Feature Table

Classes

class databricks.ml_features.entities.feature_table.FeatureTable(name, table_id, description, primary_keys, partition_columns, features, creation_timestamp=None, online_stores=None, notebook_producers=None, job_producers=None, table_data_sources=None, path_data_sources=None, custom_data_sources=None, timestamp_keys=None, tags=None)

Note

Aliases:databricks.feature_engineering.entities.feature_table.FeatureTable, databricks.feature_store.entities.feature_table.FeatureTable

Value class describing one feature table.

This will typically not be instantiated directly, instead the create_table() will create FeatureTable objects.

Time Windows

class databricks.ml_features.entities.time_window.TimeWindow(*, duration: timedelta, delay: Optional[timedelta] = None, _start_inclusive: bool = True, _end_inclusive: bool = False)

Bases: _FeatureStoreObject

Abstract base class for aggregation time windows.

Cannot be instantiated directly. Use one of the concrete subclasses: RollingWindow, TumblingWindow, or SlidingWindow.

Parameters
  • duration – The length of the time window. This defines how far back in time the window spans from the requested time. This must be positive. The interval defined by this window includes the start (earlier in time) endpoint, but not the end (later in time) endpoint. That is, the interval is [ts - duration, ts).

  • delay – Optional delay to shift the end of the window backwards from the requested time. This must be non-negative if provided. Defaults to 0.

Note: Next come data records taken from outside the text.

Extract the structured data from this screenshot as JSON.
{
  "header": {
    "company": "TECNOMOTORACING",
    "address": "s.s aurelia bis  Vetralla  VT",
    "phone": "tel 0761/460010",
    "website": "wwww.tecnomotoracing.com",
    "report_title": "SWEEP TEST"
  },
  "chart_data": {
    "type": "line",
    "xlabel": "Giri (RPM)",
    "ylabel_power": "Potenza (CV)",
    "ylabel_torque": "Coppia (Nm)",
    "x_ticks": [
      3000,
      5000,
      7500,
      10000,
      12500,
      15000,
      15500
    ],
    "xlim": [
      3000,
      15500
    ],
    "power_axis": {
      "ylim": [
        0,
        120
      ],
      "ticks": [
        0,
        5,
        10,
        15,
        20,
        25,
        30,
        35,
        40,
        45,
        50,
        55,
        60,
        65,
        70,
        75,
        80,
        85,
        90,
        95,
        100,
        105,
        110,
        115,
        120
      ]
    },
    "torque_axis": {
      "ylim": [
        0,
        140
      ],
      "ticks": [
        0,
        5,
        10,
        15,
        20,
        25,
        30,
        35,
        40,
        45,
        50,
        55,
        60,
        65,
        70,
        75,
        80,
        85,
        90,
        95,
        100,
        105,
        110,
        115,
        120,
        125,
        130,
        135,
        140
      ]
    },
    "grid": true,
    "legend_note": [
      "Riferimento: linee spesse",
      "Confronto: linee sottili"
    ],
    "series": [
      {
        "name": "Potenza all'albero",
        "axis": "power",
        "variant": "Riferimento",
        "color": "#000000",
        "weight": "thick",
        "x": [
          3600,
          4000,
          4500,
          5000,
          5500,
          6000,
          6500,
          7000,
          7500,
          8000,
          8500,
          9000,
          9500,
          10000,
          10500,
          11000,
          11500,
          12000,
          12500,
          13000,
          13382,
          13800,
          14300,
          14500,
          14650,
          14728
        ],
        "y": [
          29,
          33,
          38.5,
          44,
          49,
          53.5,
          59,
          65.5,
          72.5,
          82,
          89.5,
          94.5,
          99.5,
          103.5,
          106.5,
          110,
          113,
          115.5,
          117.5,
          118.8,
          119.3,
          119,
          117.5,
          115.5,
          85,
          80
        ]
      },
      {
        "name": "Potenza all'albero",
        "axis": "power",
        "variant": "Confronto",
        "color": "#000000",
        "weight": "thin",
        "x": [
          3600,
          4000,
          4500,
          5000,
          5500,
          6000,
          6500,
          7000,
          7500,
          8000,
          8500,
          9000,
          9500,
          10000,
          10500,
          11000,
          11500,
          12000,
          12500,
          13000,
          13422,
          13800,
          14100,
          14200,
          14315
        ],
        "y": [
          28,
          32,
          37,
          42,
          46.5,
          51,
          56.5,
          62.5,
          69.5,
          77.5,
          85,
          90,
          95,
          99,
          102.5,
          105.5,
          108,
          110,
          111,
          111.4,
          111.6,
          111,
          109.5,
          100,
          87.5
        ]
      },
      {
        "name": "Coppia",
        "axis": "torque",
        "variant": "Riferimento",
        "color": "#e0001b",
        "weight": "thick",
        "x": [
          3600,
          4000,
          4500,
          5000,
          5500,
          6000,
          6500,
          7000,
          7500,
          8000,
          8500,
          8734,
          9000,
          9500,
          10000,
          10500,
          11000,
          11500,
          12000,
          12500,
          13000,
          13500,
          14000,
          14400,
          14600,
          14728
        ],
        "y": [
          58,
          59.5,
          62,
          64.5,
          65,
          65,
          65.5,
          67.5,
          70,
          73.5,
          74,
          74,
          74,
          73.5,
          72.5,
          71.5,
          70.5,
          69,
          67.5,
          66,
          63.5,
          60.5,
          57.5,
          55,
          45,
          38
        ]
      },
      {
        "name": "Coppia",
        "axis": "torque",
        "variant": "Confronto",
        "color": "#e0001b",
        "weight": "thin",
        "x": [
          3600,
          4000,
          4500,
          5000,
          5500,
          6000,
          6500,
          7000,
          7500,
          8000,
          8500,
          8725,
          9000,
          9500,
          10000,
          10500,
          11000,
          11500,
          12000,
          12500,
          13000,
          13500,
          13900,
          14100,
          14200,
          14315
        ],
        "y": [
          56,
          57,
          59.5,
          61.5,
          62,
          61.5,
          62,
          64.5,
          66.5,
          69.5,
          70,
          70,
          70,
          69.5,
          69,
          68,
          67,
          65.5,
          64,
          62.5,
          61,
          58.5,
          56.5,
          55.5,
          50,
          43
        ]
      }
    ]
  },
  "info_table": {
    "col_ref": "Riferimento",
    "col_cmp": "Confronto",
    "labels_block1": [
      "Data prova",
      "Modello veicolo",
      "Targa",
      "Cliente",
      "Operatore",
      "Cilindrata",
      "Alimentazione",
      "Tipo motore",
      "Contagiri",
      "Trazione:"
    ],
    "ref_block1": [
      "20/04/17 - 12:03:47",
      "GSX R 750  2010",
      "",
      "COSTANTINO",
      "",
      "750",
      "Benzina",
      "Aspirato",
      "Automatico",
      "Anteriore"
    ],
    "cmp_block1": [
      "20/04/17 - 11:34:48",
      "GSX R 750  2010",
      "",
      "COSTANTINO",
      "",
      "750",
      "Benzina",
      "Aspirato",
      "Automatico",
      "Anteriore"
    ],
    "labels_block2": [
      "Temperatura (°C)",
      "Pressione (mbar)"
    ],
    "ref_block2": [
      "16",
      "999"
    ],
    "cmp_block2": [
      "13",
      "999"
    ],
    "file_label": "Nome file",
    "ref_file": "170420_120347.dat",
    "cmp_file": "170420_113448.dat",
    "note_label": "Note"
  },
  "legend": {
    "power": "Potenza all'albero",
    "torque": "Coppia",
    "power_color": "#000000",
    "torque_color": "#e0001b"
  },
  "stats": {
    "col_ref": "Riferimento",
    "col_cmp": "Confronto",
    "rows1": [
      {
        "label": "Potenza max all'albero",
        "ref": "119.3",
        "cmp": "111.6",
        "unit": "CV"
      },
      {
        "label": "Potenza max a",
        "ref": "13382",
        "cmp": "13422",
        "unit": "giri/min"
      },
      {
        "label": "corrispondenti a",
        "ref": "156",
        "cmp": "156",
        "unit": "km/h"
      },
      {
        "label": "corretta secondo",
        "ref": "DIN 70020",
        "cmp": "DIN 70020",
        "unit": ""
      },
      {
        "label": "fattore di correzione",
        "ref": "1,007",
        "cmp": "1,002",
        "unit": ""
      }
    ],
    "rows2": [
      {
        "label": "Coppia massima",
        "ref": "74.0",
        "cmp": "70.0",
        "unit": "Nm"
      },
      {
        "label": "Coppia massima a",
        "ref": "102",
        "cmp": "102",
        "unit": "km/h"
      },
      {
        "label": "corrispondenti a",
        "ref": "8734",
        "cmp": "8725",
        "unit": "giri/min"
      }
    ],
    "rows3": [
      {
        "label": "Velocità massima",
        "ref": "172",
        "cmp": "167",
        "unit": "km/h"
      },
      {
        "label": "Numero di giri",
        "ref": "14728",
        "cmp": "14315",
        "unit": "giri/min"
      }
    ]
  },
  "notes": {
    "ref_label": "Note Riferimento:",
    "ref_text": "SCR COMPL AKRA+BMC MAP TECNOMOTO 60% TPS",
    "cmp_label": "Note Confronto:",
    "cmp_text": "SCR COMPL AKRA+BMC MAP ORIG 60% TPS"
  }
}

__init__(*, duration: timedelta, delay: Optional[timedelta] = None, _start_inclusive: bool = True, _end_inclusive: bool = False)

Initialize a TimeWindow object. See class documentation.

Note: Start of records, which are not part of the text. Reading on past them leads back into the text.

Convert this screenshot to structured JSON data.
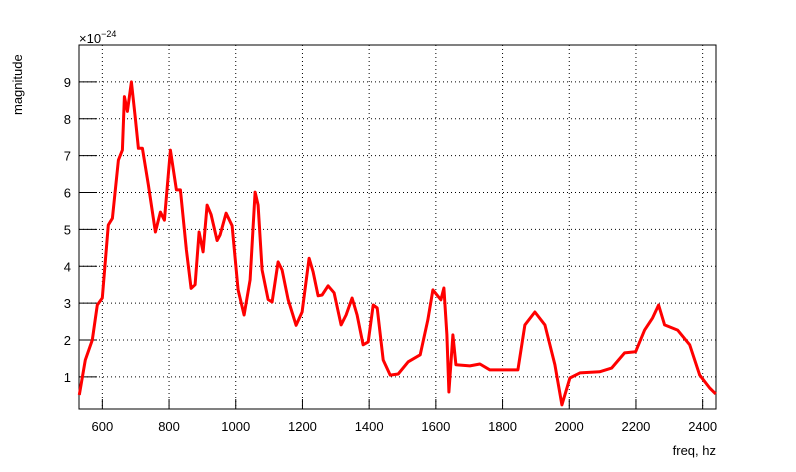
{
  "chart_data": {
    "type": "line",
    "x_label": "freq, hz",
    "y_label": "magnitude",
    "y_multiplier": {
      "base": "×10",
      "exponent": "−24"
    },
    "x": [
      531,
      549,
      570,
      585,
      600,
      618,
      630,
      648,
      660,
      666,
      675,
      687,
      699,
      708,
      720,
      738,
      759,
      774,
      786,
      804,
      822,
      834,
      852,
      866,
      878,
      890,
      902,
      914,
      926,
      944,
      953,
      971,
      989,
      1007,
      1025,
      1043,
      1058,
      1067,
      1079,
      1097,
      1109,
      1127,
      1139,
      1157,
      1181,
      1199,
      1220,
      1232,
      1247,
      1259,
      1277,
      1295,
      1316,
      1331,
      1349,
      1364,
      1382,
      1397,
      1412,
      1424,
      1442,
      1463,
      1487,
      1517,
      1553,
      1576,
      1591,
      1615,
      1624,
      1633,
      1639,
      1651,
      1660,
      1702,
      1732,
      1762,
      1807,
      1846,
      1867,
      1897,
      1927,
      1957,
      1978,
      2002,
      2032,
      2091,
      2127,
      2166,
      2199,
      2226,
      2250,
      2268,
      2286,
      2325,
      2361,
      2391,
      2421,
      2439
    ],
    "series": [
      {
        "color": "#ff0000",
        "values": [
          0.51,
          1.46,
          2.0,
          2.95,
          3.14,
          5.12,
          5.3,
          6.88,
          7.15,
          8.6,
          8.2,
          9.0,
          8.0,
          7.2,
          7.2,
          6.2,
          4.93,
          5.47,
          5.25,
          7.15,
          6.07,
          6.07,
          4.44,
          3.4,
          3.5,
          4.93,
          4.39,
          5.66,
          5.4,
          4.7,
          4.85,
          5.44,
          5.1,
          3.36,
          2.68,
          3.63,
          6.01,
          5.66,
          3.9,
          3.1,
          3.03,
          4.12,
          3.9,
          3.1,
          2.4,
          2.76,
          4.22,
          3.85,
          3.2,
          3.22,
          3.47,
          3.28,
          2.41,
          2.68,
          3.14,
          2.68,
          1.87,
          1.95,
          2.95,
          2.87,
          1.46,
          1.05,
          1.08,
          1.41,
          1.6,
          2.54,
          3.36,
          3.09,
          3.41,
          2.14,
          0.59,
          2.14,
          1.33,
          1.3,
          1.35,
          1.19,
          1.19,
          1.19,
          2.41,
          2.76,
          2.41,
          1.33,
          0.24,
          0.97,
          1.11,
          1.14,
          1.24,
          1.65,
          1.68,
          2.27,
          2.6,
          2.95,
          2.41,
          2.27,
          1.87,
          1.05,
          0.7,
          0.54
        ]
      }
    ],
    "xlim": [
      530,
      2440
    ],
    "ylim": [
      0.13,
      10
    ],
    "xticks": [
      600,
      800,
      1000,
      1200,
      1400,
      1600,
      1800,
      2000,
      2200,
      2400
    ],
    "yticks": [
      1,
      2,
      3,
      4,
      5,
      6,
      7,
      8,
      9
    ],
    "grid": true
  }
}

property duration: timedelta

The length of the time window.

property delay: timedelta

The delay shifting the end of the window backwards (non-negative).

class databricks.ml_features.entities.time_window.TumblingWindow(*, window_duration: timedelta)

Bases: TimeWindow

Tumbling windows partition a continuous stream of data into non-overlapping, fixed-duration windows. Each event belongs to exactly one window.

Example: 5-day tumbling creates windows [Day1-5], [Day6-10], [Day11-15]

Parameters

window_duration – The length of each time window. This must be positive.

__init__(*, window_duration: timedelta)

Initialize a TumblingWindow object. See class documentation.

class databricks.ml_features.entities.time_window.SlidingWindow(*, window_duration: timedelta, slide_duration: timedelta)

Bases: TimeWindow

Sliding windows create overlapping, fixed-duration windows that advance by a specified slide interval. Data points can belong to multiple windows.

Example: 5-day window, 1-day slide creates overlapping 5-day periods: [Day1-5], [Day2-6], [Day3-7], etc.

Parameters
  • window_duration – The length of each time window. This must be positive.

  • slide_duration – The interval by which windows advance. This must be positive and less than window_duration.

__init__(*, window_duration: timedelta, slide_duration: timedelta)

Initialize a SlidingWindow object. See class documentation.

property slide_duration: timedelta

The interval by which windows advance.